Wed, Oct 15 2008 20:53 bradley

So exactly what is a suite license?

Lately there's been a fair amount of questions about this scenerio:

http://blogs.msdn.com/mssmallbiz/archive/2008/10/15/9000514.aspx

If I downgrade SBS 2008 to SBS 2003, can I keep the premium licensing of the second server/Windows 2008 and deploy that with a downgrade right SBS 2003.

Quite frankly I agree with the licensing stance here.  We're buying a suite.  We've downgraded "the suite".  We don't get the rights to the parts, there is no prior version that we've ever had that has allowed us to be licensed for the parts.  There's no mix and match that we have the right to assume we get. 

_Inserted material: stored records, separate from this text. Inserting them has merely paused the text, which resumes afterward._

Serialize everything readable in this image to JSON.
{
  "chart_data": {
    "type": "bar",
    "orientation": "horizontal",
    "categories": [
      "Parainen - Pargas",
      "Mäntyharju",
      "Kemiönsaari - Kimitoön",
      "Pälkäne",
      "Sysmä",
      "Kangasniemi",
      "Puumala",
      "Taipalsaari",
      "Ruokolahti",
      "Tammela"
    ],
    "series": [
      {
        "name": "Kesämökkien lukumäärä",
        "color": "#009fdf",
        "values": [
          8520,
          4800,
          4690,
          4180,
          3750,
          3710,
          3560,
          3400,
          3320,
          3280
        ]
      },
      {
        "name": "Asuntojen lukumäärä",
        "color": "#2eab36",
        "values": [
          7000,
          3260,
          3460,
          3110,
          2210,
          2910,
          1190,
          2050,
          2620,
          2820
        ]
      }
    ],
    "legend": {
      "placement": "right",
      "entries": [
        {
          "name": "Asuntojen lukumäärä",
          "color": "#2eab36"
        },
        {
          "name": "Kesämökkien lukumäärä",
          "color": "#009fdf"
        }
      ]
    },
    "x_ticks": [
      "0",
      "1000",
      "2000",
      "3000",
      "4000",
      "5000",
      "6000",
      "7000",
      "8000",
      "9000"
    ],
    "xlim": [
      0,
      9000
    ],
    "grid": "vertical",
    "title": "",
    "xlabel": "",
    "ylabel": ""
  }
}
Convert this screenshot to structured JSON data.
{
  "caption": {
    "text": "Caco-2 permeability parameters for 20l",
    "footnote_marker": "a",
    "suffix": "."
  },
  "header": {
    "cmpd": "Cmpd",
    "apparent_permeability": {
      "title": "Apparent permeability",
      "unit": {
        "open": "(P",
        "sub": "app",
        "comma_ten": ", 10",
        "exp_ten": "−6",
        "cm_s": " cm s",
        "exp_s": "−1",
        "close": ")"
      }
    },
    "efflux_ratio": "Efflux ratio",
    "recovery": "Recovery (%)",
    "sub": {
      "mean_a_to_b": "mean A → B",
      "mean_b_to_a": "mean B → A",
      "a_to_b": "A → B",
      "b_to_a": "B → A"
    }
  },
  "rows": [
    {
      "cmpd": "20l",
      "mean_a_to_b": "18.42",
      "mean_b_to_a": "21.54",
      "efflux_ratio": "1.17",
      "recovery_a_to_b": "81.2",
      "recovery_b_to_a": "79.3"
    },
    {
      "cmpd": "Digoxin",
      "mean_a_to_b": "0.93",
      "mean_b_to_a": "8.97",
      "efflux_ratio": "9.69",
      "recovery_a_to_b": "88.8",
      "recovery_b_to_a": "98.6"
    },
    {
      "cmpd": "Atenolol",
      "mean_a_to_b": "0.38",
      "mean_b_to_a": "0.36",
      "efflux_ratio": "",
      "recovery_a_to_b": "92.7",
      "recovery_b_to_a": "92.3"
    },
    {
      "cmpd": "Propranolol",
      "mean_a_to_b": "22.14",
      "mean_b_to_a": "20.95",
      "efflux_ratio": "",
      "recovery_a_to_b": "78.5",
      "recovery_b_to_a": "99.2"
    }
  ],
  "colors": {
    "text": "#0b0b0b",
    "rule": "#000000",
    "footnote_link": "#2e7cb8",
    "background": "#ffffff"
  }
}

Take SBS 2000.  If we opted for downgrade rights to SBS 4.5 we didn't get the right to run ISA 2000.

Take SBS 2003.  If we opted for downgrade rights to SBS 2000 we didn't get the right to run Exchange 2000 on the NT box.  We bought a licensing suite.

It's no different in this era.  We're buying SBS 2008 premium suite.  We're not buying SBS 2008 + Windows 2008 + SQL 2008.  We're signing on to the licensing eula that it includes as well.

Sometimes I think we forget that we're buying a suite.  We also forget that SBS is a team inside a large company.  It's easy for us to sit back and demand "it's easy to make that change".  We're not on the inside.  We're not dealing with the lawyers.  We're not dealing with intellectual property right issues.  We're not trying to minimize issues with the Department of Justice and the EU.  We are out here.  Not in there. 

And sometimes we need to remember that.

It's one thing to ask.  It's another thing to expect it as a right when we've never had the history of this before.